Fino al 421 d.C. si hanno solo rare indicazioni pervenute attraverso gli storici greci e latini, mentre da un’epoca più tardo-medievale si hanno testimonianze più ricorrenti di eventi succedutisi.
Si riassumono i sismi che hanno interessato la Liguria, dato scosse forti e fortissime, creando molti danni, escludendo quelli con effetti lievi, nel periodo a partire dal 951 d.C.
  • 951: molte scosse fortissime in Liguria.
  • 1135: terremoto fortissimo in Liguria.
  • 1182, 14 agosto: forte terremoto a Genova e in tutta la Liguria (annali del Giustiani).
  • 1197: terremoto fortissimo e rovinoso a Genova e in altre città dell'alta Italia.
  • 1217, 8 gennaio: terremoto di breve durata alle tre di notte (annali del Giustiniani).
  • 1222, 25 dicembre: terremoto disastroso nell’alta Italia.
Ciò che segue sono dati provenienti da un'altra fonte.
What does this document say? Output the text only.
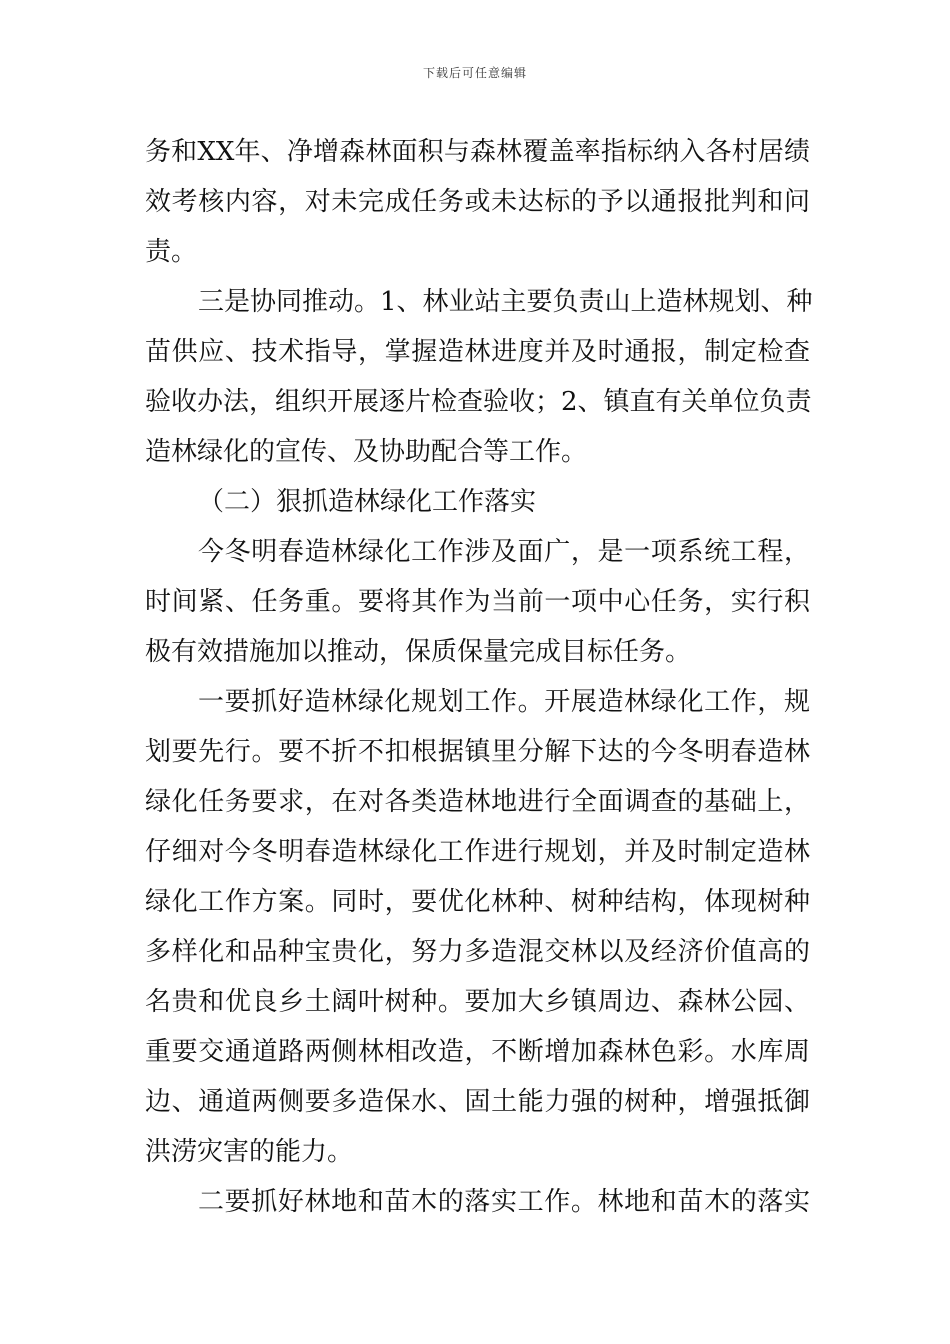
下载后可任意编辑
务和XX年、净增森林面积与森林覆盖率指标纳入各村居绩
效考核内容，对未完成任务或未达标的予以通报批判和问
责。
三是协同推动。1、林业站主要负责山上造林规划、种
苗供应、技术指导，掌握造林进度并及时通报，制定检查
验收办法，组织开展逐片检查验收；2、镇直有关单位负责
造林绿化的宣传、及协助配合等工作。
（二）狠抓造林绿化工作落实
今冬明春造林绿化工作涉及面广，是一项系统工程，
时间紧、任务重。要将其作为当前一项中心任务，实行积
极有效措施加以推动，保质保量完成目标任务。
一要抓好造林绿化规划工作。开展造林绿化工作，规
划要先行。要不折不扣根据镇里分解下达的今冬明春造林
绿化任务要求，在对各类造林地进行全面调查的基础上，
仔细对今冬明春造林绿化工作进行规划，并及时制定造林
绿化工作方案。同时，要优化林种、树种结构，体现树种
多样化和品种宝贵化，努力多造混交林以及经济价值高的
名贵和优良乡土阔叶树种。要加大乡镇周边、森林公园、
重要交通道路两侧林相改造，不断增加森林色彩。水库周
边、通道两侧要多造保水、固土能力强的树种，增强抵御
洪涝灾害的能力。
二要抓好林地和苗木的落实工作。林地和苗木的落实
La città di Genova fu tutta in pericolo di ruinare (annali del Giustiniani). Terremoto rovinoso nelle Alpi Marittime.
  • 1564, 15 marzo: terremoto disastroso nelle Alpi Marittime. (200 vittime alla Bolléne. Luglio: terremoto rovinoso a Nizza e in Provenza. Danni anche nella Liguria occidentale. Si dormì due mesi all’aperto a Sanremo, Taggia, Porto Maurizio, Diano Marina, per il ripetersi delle scosse.  
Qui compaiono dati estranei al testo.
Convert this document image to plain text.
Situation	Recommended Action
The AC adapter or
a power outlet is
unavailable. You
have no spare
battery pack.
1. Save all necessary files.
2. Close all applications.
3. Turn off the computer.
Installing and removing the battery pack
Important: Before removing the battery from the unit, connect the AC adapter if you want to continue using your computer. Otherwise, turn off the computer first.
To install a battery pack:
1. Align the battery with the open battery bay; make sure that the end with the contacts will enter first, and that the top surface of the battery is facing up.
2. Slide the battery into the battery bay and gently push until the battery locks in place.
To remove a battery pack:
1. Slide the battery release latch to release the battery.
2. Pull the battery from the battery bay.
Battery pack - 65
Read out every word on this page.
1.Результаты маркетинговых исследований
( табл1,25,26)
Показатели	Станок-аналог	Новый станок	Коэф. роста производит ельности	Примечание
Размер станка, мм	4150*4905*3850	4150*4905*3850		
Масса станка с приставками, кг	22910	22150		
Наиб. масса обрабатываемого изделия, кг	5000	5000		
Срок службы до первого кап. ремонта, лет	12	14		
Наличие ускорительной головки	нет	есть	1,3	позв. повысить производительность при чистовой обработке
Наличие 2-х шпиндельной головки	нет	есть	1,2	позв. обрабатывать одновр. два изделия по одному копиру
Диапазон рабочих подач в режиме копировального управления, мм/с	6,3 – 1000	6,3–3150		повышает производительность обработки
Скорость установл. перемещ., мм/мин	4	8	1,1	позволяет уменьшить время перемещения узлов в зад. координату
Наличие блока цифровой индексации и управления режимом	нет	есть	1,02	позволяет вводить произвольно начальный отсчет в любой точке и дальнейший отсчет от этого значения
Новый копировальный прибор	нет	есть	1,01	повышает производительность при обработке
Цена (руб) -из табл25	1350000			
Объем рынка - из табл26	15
  • 1612, 30-31 gennaio: la città di Genova fu scossa violentemente per due ore all’inizio della notte. Fortissimo terremoto a Nizza.
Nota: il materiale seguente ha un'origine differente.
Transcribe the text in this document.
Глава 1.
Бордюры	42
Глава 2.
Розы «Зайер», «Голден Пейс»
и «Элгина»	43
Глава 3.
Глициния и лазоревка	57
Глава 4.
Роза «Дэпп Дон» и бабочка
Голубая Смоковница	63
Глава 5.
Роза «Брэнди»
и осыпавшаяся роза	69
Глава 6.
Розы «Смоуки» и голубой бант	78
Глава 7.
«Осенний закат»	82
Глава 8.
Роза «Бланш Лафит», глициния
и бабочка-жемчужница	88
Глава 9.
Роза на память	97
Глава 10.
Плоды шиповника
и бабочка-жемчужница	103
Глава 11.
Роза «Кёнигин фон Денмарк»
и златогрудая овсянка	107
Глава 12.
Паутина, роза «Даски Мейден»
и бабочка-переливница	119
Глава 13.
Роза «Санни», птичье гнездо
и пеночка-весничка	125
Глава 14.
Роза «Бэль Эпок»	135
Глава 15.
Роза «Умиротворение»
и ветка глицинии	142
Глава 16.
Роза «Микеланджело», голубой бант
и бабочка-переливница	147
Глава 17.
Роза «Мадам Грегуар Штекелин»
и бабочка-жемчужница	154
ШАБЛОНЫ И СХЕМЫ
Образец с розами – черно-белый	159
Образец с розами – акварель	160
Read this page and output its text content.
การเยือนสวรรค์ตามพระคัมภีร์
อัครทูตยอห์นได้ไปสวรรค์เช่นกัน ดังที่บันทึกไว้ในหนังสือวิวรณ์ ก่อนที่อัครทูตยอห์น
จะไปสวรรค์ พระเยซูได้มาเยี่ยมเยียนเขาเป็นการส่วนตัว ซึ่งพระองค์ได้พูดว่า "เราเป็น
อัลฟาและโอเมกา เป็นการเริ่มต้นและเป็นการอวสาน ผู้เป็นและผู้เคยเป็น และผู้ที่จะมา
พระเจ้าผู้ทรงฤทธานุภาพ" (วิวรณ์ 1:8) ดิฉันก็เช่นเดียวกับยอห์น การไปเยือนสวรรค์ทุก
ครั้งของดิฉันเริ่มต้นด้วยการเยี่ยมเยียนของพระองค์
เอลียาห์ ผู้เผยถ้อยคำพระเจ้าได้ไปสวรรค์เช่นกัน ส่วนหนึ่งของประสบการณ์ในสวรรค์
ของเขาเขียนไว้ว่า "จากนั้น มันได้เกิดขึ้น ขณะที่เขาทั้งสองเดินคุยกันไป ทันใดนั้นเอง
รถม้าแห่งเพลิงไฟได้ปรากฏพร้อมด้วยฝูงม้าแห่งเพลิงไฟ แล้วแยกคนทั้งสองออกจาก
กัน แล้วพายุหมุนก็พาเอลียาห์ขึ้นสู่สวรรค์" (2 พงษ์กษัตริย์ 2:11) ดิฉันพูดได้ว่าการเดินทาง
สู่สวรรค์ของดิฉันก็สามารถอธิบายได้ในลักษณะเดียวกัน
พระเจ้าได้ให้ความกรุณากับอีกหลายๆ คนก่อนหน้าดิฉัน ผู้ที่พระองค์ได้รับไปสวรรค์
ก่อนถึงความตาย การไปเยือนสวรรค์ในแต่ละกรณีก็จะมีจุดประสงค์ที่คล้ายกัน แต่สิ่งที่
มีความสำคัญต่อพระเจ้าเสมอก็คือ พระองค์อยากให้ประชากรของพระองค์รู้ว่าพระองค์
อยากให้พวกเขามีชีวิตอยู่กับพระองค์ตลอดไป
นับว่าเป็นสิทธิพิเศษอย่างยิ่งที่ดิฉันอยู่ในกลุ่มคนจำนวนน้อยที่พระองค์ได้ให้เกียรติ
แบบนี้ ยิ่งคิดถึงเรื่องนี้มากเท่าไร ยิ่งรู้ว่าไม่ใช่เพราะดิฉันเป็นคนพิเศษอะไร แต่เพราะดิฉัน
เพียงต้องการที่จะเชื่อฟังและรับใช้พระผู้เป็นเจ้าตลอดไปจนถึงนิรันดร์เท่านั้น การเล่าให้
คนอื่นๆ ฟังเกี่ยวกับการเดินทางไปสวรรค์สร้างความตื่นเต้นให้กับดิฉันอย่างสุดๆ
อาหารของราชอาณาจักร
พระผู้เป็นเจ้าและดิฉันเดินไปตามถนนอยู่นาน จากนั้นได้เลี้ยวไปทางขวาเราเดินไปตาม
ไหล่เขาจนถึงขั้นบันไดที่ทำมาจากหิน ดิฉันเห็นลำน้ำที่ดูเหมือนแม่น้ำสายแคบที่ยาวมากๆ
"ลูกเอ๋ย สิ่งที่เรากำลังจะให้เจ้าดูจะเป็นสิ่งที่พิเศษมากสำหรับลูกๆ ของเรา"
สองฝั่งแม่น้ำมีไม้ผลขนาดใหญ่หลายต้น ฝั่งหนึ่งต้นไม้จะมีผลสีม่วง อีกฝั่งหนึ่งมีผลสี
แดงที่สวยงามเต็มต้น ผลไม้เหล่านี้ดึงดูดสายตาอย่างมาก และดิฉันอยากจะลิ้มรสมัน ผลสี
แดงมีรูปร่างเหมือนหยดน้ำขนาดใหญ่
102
  • 1643, in Quaresima: terremoto fortissimo a Taggia, Porto Maurizio e a Oneglia.
  • 1644: terremoto a Nizza.
  • 1688: terremoto nel Genovesato, molto forte a Sanremo.
  • 1751, 21 novembre: forti scosse a Genova e a Sanremo.
  • 1752, 16 gennaio: terremoto a Nizza. Il 16 febbraio: terremoto fortissimo a Oneglia, rovinoso nel Nizzardo.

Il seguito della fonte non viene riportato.